Lösungsanforderungen sind typischerweise detaillierter und umfangreicher als Geschäfts- oder Lösungsanforderungen (vgl. Abbildung G.06). Damit beschreiben sie eine Lösung mit mehr Inhalten und konkreter. Je konkreter eine Lösung durch die Lösungsanforderungen beschrieben ist, desto weniger Freiheit bleibt den Umsetzern dieser Lösung.

Business-Analysten sollten allerdings darauf achten, Lösungsanforderungen fachlich zu beschreiben und die konkrete (technische) Umsetzung den (IT-) Experten zu überlassen.

Abb. G.06: Determiniertheit der Lösung und Freiheitsgrad in der Umsetzung der Anforderungen

Determiniertheit im Zusammenhang mit Anforderungen beschreibt, wie stark diese Anforderungen bereits eine Lösung bzw. ihre eigene Umsetzung vorgeben. Anforderungen mit großer Determiniertheit beinhalten bereits Vorgaben, wie sie (technisch) umzusetzen sind. Anforderungen mit schwacher oder keiner Determiniertheit sind lösungs- und umsetzungsneutral beschrieben.

Weitere Ausführungen zu Lösungsanforderungen finden sich in Kapitel 2.

G.2.2.4 Transitionsanforderungen

Eine Transitionsanforderung ist eine Beschreibung der Aspekte einer Lösung, die den Übergang vom Ist-Zustand zum Soll-Zustand ermöglichen.

Transitionsanforderungen sind analog zu Stakeholder- und Lösungsanforderungen zu ermitteln, zu analysieren, zu dokumentieren und zu genehmigen. Das Besondere an Transitionsanforderungen ist, dass sie erst definiert werden können, wenn die Lösung (zumindest grob) beschrieben oder entworfen ist. Transitionsanforderungen sind in der Regel nur für den Übergang vom Ist-Zustand zur (neuen) Lösung gültig und befassen sich damit,

 wie Daten migriert werden sollen

 welche neue Qualifikation oder welche erweiterten Kompetenzen bei den Mitarbeitern notwendig sind, damit sie die Lösung nutzen können

 wie Geschäftsprozesse oder Geschäftsvorgänge fortgeführt werden, die im Ist-Zustand begonnen, aber vor Einführung der Lösung noch nicht abgeschlossen werden.

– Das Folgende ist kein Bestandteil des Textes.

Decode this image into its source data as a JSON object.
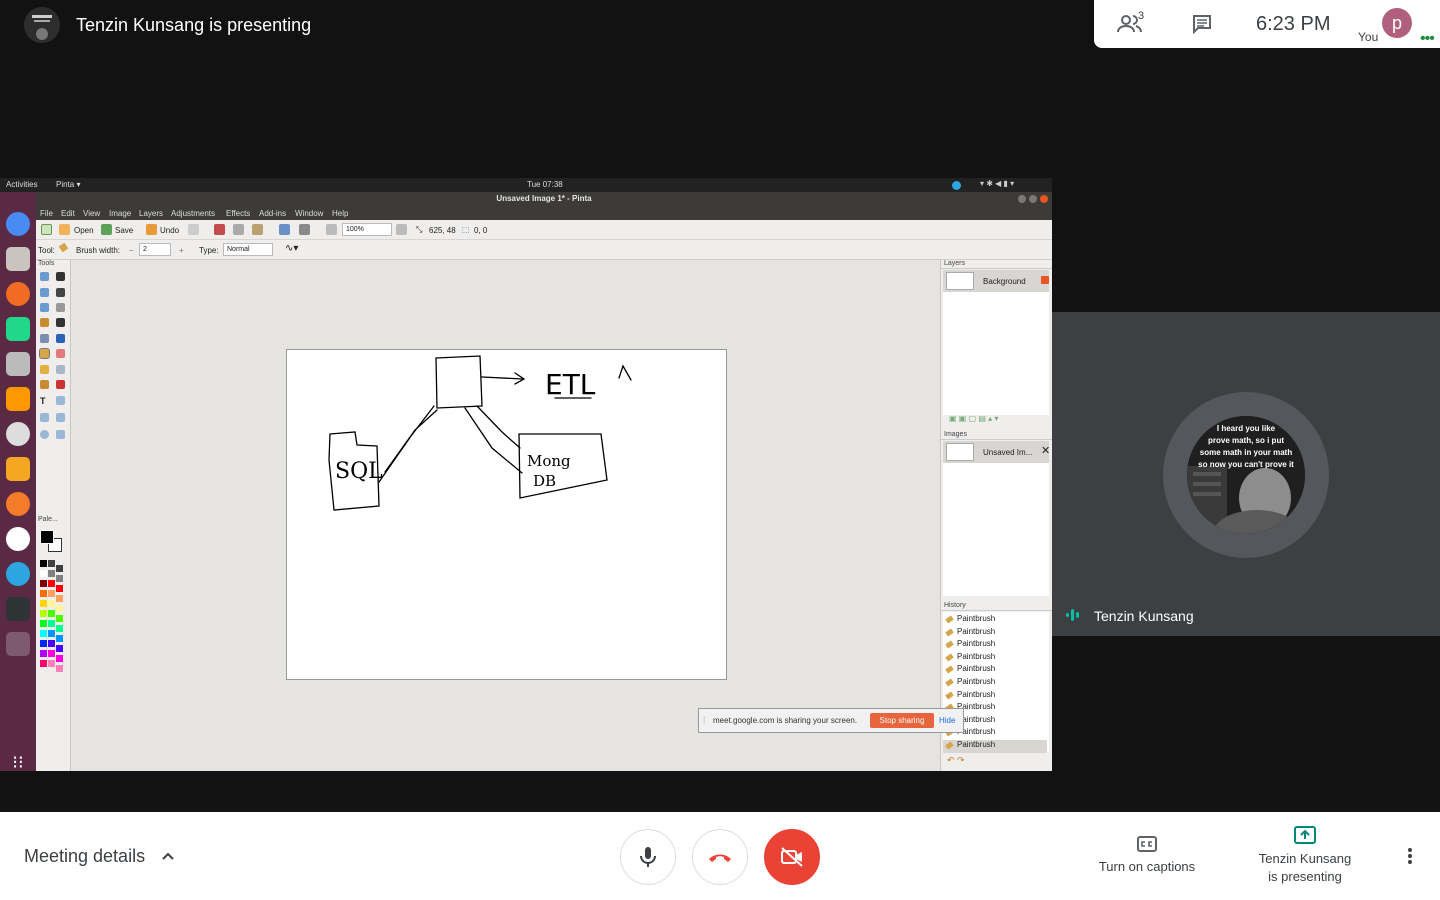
{
  "meet": {
    "presenter_title": "Tenzin Kunsang is presenting",
    "people_count": "3",
    "clock": "6:23 PM",
    "you_label": "You",
    "you_initial": "p",
    "tile_name": "Tenzin Kunsang",
    "avatar_caption_lines": [
      "I heard you like",
      "prove math, so i put",
      "some math in your math",
      "so now you can't prove it"
    ],
    "meeting_details_label": "Meeting details",
    "captions_label": "Turn on captions",
    "presenting_label_line1": "Tenzin Kunsang",
    "presenting_label_line2": "is presenting",
    "colors": {
      "green": "#1e8e3e",
      "red": "#ea4335",
      "teal": "#00897b"
    }
  },
  "shared_screen": {
    "gnome": {
      "activities": "Activities",
      "app_menu": "Pinta ▾",
      "clock": "Tue 07:38"
    },
    "window_title": "Unsaved Image 1* - Pinta",
    "menu": [
      "File",
      "Edit",
      "View",
      "Image",
      "Layers",
      "Adjustments",
      "Effects",
      "Add-ins",
      "Window",
      "Help"
    ],
    "toolbar": {
      "open": "Open",
      "save": "Save",
      "undo": "Undo",
      "zoom": "100%",
      "cursor_pos": "625, 48",
      "selection_size": "0, 0"
    },
    "toolbar2": {
      "tool_label": "Tool:",
      "brush_width_label": "Brush width:",
      "brush_width": "2",
      "type_label": "Type:",
      "type_value": "Normal"
    },
    "panels": {
      "tools": "Tools",
      "palette": "Pale...",
      "layers": "Layers",
      "layer_name": "Background",
      "images": "Images",
      "image_name": "Unsaved Im...",
      "history": "History"
    },
    "history_items": [
      "Paintbrush",
      "Paintbrush",
      "Paintbrush",
      "Paintbrush",
      "Paintbrush",
      "Paintbrush",
      "Paintbrush",
      "Paintbrush",
      "Paintbrush",
      "Paintbrush",
      "Paintbrush"
    ],
    "sketch_labels": {
      "left_box": "SQL",
      "right_box_line1": "Mong",
      "right_box_line2": "DB",
      "arrow_label": "ETL"
    },
    "share_notice": "meet.google.com is sharing your screen.",
    "stop_sharing": "Stop sharing",
    "hide": "Hide"
  }
}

Sollte ein neues Warenwirtschaftssystem bei TREND eingeführt werden, müssen Transitionsanforderungen an die Überführung der Daten aus dem alten ins neue System definiert werden. Ob die Mitarbeiter ein neues Warenwirtschaftssystem erst nach einer Schulung und einer begleiteten Einführung nutzen können, ergibt sich u.a. aus der Benutzerfreundlichkeit des Systems und aus der optischen und technischen Nähe zum alten Warenwirtschaftssystem. Die Business-Analysten müssten u.a. prüfen, ob eine begonnene Bestellung im neuen System fortgeführt werden kann oder ob sie dort neu angelegt werden muss.

Weitere Ausführungen zu Transitionsanforderungen finden sich in Kapitel 3.2.2.

G.2.3 Annahmen und Restriktionen

Nicht alle Äußerungen seitens der Stakeholder sind tatsächlich Anforderungen.

Eine Annahme ist ein noch nicht überprüfter Einflussfaktor auf eine Lösung, die als Arbeitshypothese in die Untersuchung eingeht.

Die TREND Möbelhäuser vermuten, dass junge Kunden fehlen, da kein Online-Shop vorhanden ist. Daraus ließe sich unmittelbar eine Anforderung nach einer Verkaufsmöglichkeit im Internet ableiten. Sinnvollerweise prüfen Business-Analysten aber zunächst erst einmal diese Annahme und entscheiden dann gemeinsam mit den Stakeholdern, ob sie valide ist und weiterverfolgt werden kann, oder ob sie verworfen werden sollte.

Eine Restriktion ist eine zwingende Vorgabe, die eine Lösung einschränkt oder bestimmte Lösungskomponenten erzwingt.

Restriktionen sind wichtige Informationen. Sie werden häufig nicht in einer Lösung umgesetzt, beeinflussen diese allerdings maßgeblich. Daher sollten sie als Restriktionen kenntlich gemacht werden und nicht mit Anforderungen „vermischt“ werden.

Das Management nannte die zwingende Vorgabe, dass das bestehende Warenwirtschaftssystem nicht abgelöst wird. Zudem soll eine Lösung spätestens in 12 Monaten umgesetzt sein.

Die Unterscheidung zwischen Annahmen und Anforderungen bzw. Restriktionen und Anforderungen ist nicht immer offensichtlich. Business-Analysten fragen besser einmal mehr nach, um herauszufinden, womit sie es gerade zu tun haben.

Weitere Ausführungen zu Annahmen und Restriktionen finden sich in Kapitel 2.3 „Anforderungsermittlung“.